As a believer, I am clean. My sins have been washed away, and in Jesus’ eyes I will never look like I’ve been wallowing around in sin. He’s washed all that away; I’ve had my spiritual bath, and I am clean. But this world is, by nature, dirty. It is sinful. And because I’m in this world, living in it, walking around through the much and mud, my feet are going to get dirty. I’m going to sin, whether I mean to or not. As long as I’m left on this earth, my feet will, daily, get a coating of spiritual dust, dirt, and sometimes even mud. (And, if I’m being honest, there have been times when I was, spiritually speaking, standing knee-deep in a mud puddle and loving the feeling of mud between my toes… which is NOT okay!) But when I realize that my feet are dirty, I need to stop right then and there and ask Jesus to wash my feet again… before the grime gets so caked on it takes a rough scrubbing to get my little piggies clean again. As much attention as I pay to my physical feet (and oh, how I do love a good pedicure!), Jesus, please help me be more aware of just how clean (or dirty!) my spiritual feet have gotten.

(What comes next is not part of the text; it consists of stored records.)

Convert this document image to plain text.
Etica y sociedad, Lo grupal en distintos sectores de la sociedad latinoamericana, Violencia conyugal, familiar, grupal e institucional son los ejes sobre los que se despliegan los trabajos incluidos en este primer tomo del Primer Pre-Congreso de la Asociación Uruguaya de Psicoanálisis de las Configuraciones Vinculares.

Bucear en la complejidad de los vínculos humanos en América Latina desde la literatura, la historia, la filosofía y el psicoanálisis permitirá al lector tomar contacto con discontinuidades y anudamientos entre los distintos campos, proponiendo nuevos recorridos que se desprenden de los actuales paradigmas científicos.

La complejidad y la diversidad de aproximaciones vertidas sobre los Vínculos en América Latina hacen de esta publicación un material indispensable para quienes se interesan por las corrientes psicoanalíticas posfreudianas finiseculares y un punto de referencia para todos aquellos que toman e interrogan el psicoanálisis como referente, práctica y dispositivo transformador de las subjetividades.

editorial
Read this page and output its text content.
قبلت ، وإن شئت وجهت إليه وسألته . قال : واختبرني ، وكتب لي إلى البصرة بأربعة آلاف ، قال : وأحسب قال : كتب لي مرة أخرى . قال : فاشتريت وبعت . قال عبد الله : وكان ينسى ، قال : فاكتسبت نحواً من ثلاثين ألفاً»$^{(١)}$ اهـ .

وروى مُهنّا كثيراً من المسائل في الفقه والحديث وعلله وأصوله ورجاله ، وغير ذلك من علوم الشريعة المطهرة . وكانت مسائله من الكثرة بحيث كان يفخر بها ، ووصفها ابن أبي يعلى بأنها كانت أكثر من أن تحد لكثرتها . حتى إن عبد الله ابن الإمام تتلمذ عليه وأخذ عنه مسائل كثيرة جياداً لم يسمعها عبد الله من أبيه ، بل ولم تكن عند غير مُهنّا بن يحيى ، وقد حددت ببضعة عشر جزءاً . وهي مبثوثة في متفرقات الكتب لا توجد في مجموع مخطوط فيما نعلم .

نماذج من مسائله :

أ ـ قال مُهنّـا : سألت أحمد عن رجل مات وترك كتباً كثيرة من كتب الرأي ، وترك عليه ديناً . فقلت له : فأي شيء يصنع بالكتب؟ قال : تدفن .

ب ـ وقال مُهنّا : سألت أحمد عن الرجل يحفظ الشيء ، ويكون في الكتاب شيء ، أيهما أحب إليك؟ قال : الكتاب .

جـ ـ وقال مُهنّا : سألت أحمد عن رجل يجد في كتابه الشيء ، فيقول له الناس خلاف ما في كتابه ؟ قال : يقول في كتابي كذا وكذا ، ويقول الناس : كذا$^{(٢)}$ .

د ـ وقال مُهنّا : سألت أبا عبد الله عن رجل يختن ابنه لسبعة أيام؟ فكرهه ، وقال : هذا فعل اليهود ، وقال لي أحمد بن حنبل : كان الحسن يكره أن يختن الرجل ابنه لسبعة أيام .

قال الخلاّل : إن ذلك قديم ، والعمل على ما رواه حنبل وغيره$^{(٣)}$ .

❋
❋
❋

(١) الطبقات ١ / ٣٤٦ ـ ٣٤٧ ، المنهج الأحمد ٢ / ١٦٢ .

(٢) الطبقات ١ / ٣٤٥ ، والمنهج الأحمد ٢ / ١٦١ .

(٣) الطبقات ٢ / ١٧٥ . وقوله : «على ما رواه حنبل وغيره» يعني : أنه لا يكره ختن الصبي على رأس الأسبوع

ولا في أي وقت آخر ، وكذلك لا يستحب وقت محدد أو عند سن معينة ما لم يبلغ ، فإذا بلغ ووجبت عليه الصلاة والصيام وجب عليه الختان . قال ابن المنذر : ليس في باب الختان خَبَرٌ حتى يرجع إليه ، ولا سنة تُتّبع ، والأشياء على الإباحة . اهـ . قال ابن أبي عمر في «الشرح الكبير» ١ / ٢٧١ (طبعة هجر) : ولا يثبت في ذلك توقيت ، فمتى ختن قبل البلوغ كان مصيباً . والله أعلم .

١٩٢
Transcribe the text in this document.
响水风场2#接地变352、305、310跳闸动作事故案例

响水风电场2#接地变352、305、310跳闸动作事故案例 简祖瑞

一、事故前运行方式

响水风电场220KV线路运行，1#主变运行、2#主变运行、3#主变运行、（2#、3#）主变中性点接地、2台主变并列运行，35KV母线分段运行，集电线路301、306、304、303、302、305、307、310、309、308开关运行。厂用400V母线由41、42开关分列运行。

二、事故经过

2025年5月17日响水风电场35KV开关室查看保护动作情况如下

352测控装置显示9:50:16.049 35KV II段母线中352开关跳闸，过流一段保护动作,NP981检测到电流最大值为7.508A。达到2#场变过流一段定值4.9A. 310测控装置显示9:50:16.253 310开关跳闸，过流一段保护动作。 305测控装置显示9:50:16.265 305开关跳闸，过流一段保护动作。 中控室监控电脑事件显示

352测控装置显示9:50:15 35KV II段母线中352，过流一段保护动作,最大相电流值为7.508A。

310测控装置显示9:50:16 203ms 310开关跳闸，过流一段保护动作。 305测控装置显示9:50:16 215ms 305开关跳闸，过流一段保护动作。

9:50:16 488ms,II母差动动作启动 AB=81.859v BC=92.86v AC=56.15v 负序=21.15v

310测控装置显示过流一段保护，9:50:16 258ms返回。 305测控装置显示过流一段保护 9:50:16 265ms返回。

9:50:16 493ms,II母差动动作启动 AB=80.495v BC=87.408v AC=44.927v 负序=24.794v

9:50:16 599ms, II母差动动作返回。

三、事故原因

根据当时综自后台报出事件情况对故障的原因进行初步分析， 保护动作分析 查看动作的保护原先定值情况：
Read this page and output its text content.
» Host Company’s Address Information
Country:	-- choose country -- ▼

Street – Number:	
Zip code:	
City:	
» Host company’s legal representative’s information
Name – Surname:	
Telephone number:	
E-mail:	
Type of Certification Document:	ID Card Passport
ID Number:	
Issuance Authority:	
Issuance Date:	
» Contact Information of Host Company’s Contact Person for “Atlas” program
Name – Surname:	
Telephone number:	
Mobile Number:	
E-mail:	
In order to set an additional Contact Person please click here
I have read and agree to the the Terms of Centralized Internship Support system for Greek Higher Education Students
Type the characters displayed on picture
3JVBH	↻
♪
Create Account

Wednesday, August 19, 2009

My mom's coming!!!

I am so excited I just about can't see straight!  My mom is coming to Arua, and she'll be here in a month!  Mom and I are really close, and I can't wait for her to see where I live and what I'm doing here.  While she's here, she'll get to go to schools for ministry, a village church, we'll hang out in our (tiny) town, and go to the game park where hopefully we'll see lions.  (Start praying now, please!!!)  :D  I just wanted to share... I get to see my mom!!!  Woo hoo!

Tuesday, August 18, 2009

Hanging Out

Secondary school students arrived home for holiday last week, and, like students everywhere, get bored on school break pretty quickly.  So, last Thursday, Kelli and I, along with the help of Evan and Trevor, began opening our home for students to come, hang out, play volleyball, drink tea, and just be teenagers.  Thursday, because of a horribly-timed rainstorm and commitments at home, only Richard and Thomas made it.  But today, the weather was clear and warm (hot, really), and Evan and Trevor decided to pick up some of the students who live farther away.  By the end of 3 hours, 10 students had come and visited, played volleyball, and shared a snack of tea and zucchini bread.  We had a great time, even if it wasn’t the most inspired game of volleyball ever.    Please pray that students would continue to come on Tuesdays and Thursdays between now and the beginning of September, that they would bring their friends who are also home on break, and that we would be able to build relationships that would eventually allow us to go to deeper levels.  

SweeTarts

I’m eating SweeTarts and thinking about home.  SweeTarts were one of the (many) candies my grandmother always kept on hand.  I had a craving for them a few weeks ago, who knows why, and Kelli’s mom and dad brought a few boxes out with them when they came to visit.   Tonight I broke out the SweeTarts… and they immediately transported me back to Taylors, to my grandmother’s kitchen table where my cousins and I would sort packets out by color.  SweeTarts also wound up in our movie snack packs, also known as plastic baggies full of candy we snuck into the movies to keep from buying popcorn.  I know it's totally random, and one of those things that I never would have thought, "SweeTarts make me feel like I'm 7..." but turns out, they do!  What is it about the little things that take you back to your childhood?